Only one of the six control grafts was patent, but all of the paclitaxel-coated grafts were
patent, with little neointima. The mean +/- standard error values of percentage luminal stenosis were 75.7% +/- 12.7% (control), 17.5% +/- 3.1% (low dose), and 19.7% +/- 3.0% (high dose). The values for the neointimal area (in mm(2)) were 8.77 +/- 1.66 (control), 3.53 +/- Liproxstatin-1 solubility dmso 0.73 (lose dose), and 4.24 +/- 0.99 (high dose). Compared with the control group, paclitaxel inner-coated vascular grafts significantly suppressed neointimal hyperplasia (low dose, P = .001; high dose, P = .002). Myofibroblast proliferation and migration into the graft interstices confirmed the firm attachment of the implanted graft to the surrounding tissue. Conclusions: Paclitaxel coating on the inner luminal surface of vascular grafts was effective in suppressing neointimal hyperplasia, with little inhibition of myofibroblast infiltration within the graft wall. (J Vasc Surg 2012; 55: 806-14.)
Clinical Relevance. Paclitaxel-coated vascular buy Elacridar grafts effectively inhibited the neointimal hyperplasia of hemodialysis grafts. However, paclitaxel on the outer surface of expanded polytetrafluoroethylene grafts might prevent myofibroblast proliferation, which might cause hematomas, seromas, infections, or pseudoaneurysms
in the space between the graft and surrounding tissue and result in incomplete hemodialysis needle insertion. Therefore, paclitaxel inner-coated expanded polytetrafluoroethylene grafts can reduce the coated amount of this potentially toxic drug to avoid such unwanted effects, whilst preserving its efficacy in inhibiting stenosis.”
“Spinocerebellar ataxia type 1 (SCA1) is one of a group of nine expanded CAG repeat
diseases, in which polyglutamine (polyQ) Amyloid precursor protein secretase expansion above a threshold is associated with increased disease risk and aggregation.
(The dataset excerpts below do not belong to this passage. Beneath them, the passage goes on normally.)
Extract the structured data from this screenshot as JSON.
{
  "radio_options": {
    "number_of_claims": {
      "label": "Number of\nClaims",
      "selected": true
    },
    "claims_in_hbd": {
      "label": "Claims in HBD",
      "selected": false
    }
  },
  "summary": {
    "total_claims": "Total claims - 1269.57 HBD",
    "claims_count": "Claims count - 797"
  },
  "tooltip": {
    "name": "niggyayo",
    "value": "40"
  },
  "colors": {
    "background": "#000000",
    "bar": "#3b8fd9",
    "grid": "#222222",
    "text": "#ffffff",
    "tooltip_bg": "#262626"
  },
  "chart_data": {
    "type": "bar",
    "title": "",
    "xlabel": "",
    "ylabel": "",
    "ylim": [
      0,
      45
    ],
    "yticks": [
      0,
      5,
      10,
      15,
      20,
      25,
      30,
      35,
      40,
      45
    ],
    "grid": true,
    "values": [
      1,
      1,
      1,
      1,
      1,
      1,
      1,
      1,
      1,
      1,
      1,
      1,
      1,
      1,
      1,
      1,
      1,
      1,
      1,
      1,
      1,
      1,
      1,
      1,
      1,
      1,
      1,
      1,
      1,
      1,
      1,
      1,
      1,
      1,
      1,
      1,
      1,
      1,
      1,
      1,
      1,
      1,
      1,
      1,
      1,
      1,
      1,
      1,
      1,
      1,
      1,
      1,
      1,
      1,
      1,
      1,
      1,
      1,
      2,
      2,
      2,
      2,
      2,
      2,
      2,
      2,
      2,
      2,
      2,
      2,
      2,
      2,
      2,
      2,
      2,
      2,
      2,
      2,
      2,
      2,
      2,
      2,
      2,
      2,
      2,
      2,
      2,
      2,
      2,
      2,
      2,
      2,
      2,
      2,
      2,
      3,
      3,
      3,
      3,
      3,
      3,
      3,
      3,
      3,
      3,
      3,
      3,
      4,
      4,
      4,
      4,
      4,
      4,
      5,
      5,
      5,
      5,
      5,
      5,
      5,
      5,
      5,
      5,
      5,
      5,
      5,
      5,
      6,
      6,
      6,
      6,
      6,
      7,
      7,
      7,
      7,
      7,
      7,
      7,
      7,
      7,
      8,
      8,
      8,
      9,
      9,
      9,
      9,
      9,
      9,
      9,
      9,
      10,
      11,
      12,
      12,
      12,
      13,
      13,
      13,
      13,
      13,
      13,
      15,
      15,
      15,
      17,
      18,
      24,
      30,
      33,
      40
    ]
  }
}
SCA1 is unique in which the polyQ in the disease protein, ataxin1, often contains a few His residues that appear to block toxicity. Here, we ask how His insertions affect aggregation by comparing a Q(30) peptide with and without a centrally inserted His-Gln-His sequence. We found that at pH 7.5-8.5, His interruptions decrease polyQ aggregation rates but do not change the spontaneous growth mechanism: nucleated growth polymerization with a critical nucleus of one without non-fibrillar intermediates. The decreased aggregation rates are because of reductions in nucleation equilibrium constants. At pH 6, however, the His-interrupted peptide aggregates by a different mechanism that involves a low ThT-binding intermediate and produces a polymorphic amyloid product. In aggregates grown at pH 7.5, the His residues are solvent-accessible. Aggregates of His-inserted polyQ are good seeds for Q(30) elongation, suggesting the potential to recruit polyQ proteins in the cell. Our data are therefore most consistent with His insertions blocking toxicity by suppressing rates and/or altering pathways of spontaneous aggregation.